A massive leak of molten glass, compared by firefighters to lava from a volcano, has shut down a new technologically advanced bottle factory...

The Associated Press

A massive leak of molten glass, compared by firefighters to lava from a volcano, has shut down a new technologically advanced bottle factory that was built for the growing Pacific Northwest wine industry.

Firefighters sprayed about 1 million gallons of water in 16 hours to cool and stop the glass from escaping from the bottom of an electric furnace in time to prevent structural damage to the 175,000-square-foot plant at Kalama, 35 miles north of Portland.
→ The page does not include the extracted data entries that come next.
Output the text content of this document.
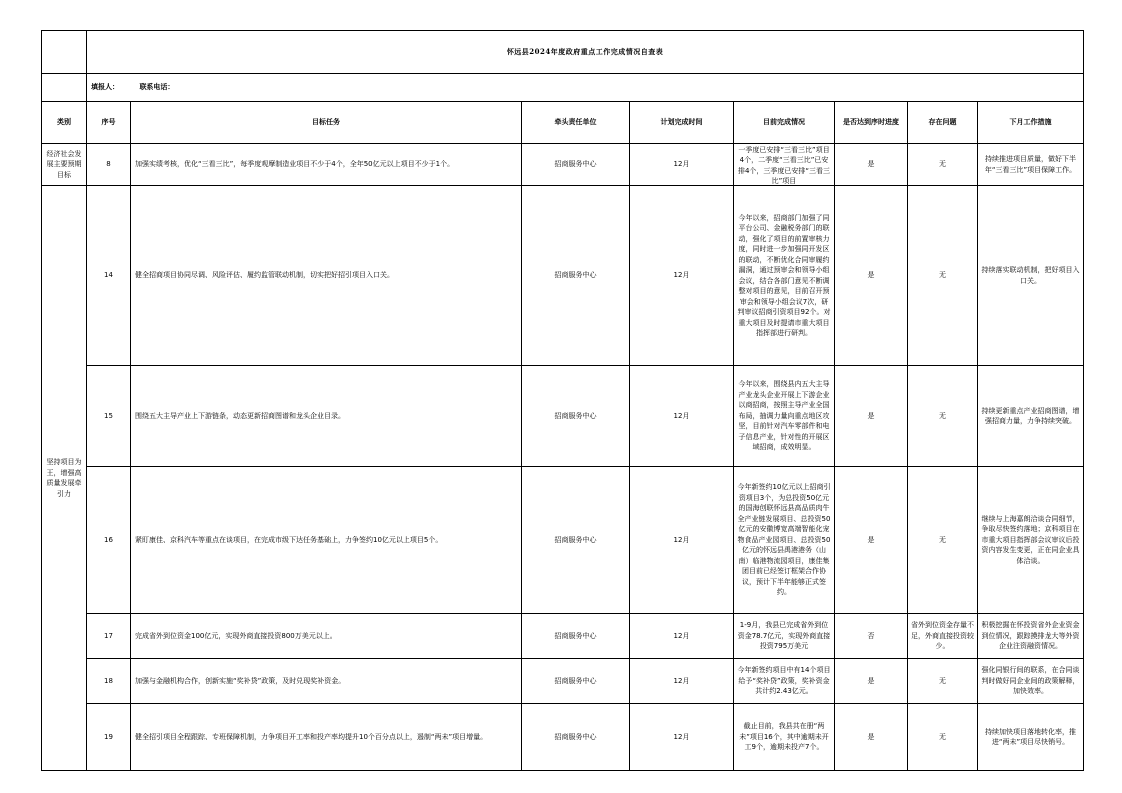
	怀远县2024年度政府重点工作完成情况自查表							
	填报人： 联系电话：							
类别	序号	目标任务	牵头责任单位	计划完成时间	目前完成情况	是否达到序时进度	存在问题	下月工作措施
经济社会发展主要预期目标	8	加强实绩考核，优化“三看三比”，每季度观摩制造业项目不少于4个，全年50亿元以上项目不少于1个。	招商服务中心	12月	一季度已安排“三看三比”项目4个，二季度“三看三比”已安排4个，三季度已安排“三看三比”项目	是	无	持续推进项目质量，做好下半年“三看三比”项目保障工作。
坚持项目为王，增强高质量发展牵引力	14	健全招商项目协同尽调、风险评估、履约监管联动机制，切实把好招引项目入口关。	招商服务中心	12月	今年以来，招商部门加强了同平台公司、金融税务部门的联动，强化了项目的前置审核力度，同时进一步加强同开发区的联动，不断优化合同审履约漏洞，通过预审会和领导小组会议，结合各部门意见不断调整对项目的意见，目前召开预审会和领导小组会议7次，研判审议招商引资项目92个。对重大项目及时提请市重大项目指挥部进行研判。	是	无	持续落实联动机制，把好项目入口关。
	15	围绕五大主导产业上下游链条，动态更新招商图谱和龙头企业目录。	招商服务中心	12月	今年以来，围绕县内五大主导产业龙头企业开展上下游企业以商招商，按照主导产业全国布局，抽调力量向重点地区攻坚，目前针对汽车零部件和电子信息产业，针对性的开展区域招商，成效明显。	是	无	持续更新重点产业招商图谱，增强招商力量，力争持续突破。
	16	紧盯康佳、京科汽车等重点在谈项目，在完成市级下达任务基础上，力争签约10亿元以上项目5个。	招商服务中心	12月	今年新签约10亿元以上招商引资项目3个，为总投资50亿元的国海创联怀远县高品质肉牛全产业链发展项目、总投资50亿元的安徽博宽高端智能化宠物食品产业园项目、总投资50亿元的怀远县禹港港务（山南）临港物流园项目，康佳集团目前已经签订框架合作协议，预计下半年能够正式签约。	是	无	继续与上海嘉朗洽谈合同细节，争取尽快签约落地；京科项目在市重大项目指挥部会议审议后投资内容发生变更，正在同企业具体洽谈。
	17	完成省外到位资金100亿元，实现外商直接投资800万美元以上。	招商服务中心	12月	1-9月，我县已完成省外到位资金78.7亿元，实现外商直接投资795万美元	否	省外到位资金存量不足，外商直接投资较少。	积极挖掘在怀投资省外企业资金到位情况，跟踪摸排龙大等外资企业注资融资情况。
	18	加强与金融机构合作，创新实施“奖补贷”政策，及时兑现奖补资金。	招商服务中心	12月	今年新签约项目中有14个项目给予“奖补贷”政策，奖补资金共计约2.43亿元。	是	无	强化同银行间的联系，在合同谈判时做好同企业间的政策解释，加快效率。
	19	健全招引项目全程跟踪、专班保障机制，力争项目开工率和投产率均提升10个百分点以上，遏制“两未”项目增量。	招商服务中心	12月	截止目前，我县共在册“两未”项目16个，其中逾期未开工9个，逾期未投产7个。	是	无	持续加快项目落地转化率，推进“两未”项目尽快销号。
No injuries were reported after the leak early Sunday, and its cause remained undetermined Tuesday, said Cowlitz Fire District 5 Capt. Terry Sinkler and Lori Lecker, a spokeswoman for Cameron Family Glass Packaging of Washington, Pa.

The leak, discovered after monitoring equipment registered a temperature loss in the area of the rupture, was adjacent to a smaller hole that was found Friday and patched by the factory staff.

About 125 tons of glass heated to 2,500 degrees Fahrenheit — about twice as hot as a typical house fire — escaped into a basement containment area, and about 325 tons remained in the 470-ton capacity melter and eventually must be drained, Lecker said.

Nearly 40 firefighters were involved in the job.

Construction of the $80 million plant, described by Cameron as the first new glass plant devoted exclusively to wine-bottle manufacturing in the U.S. in 30 years, began in June 2007 and was completed in November.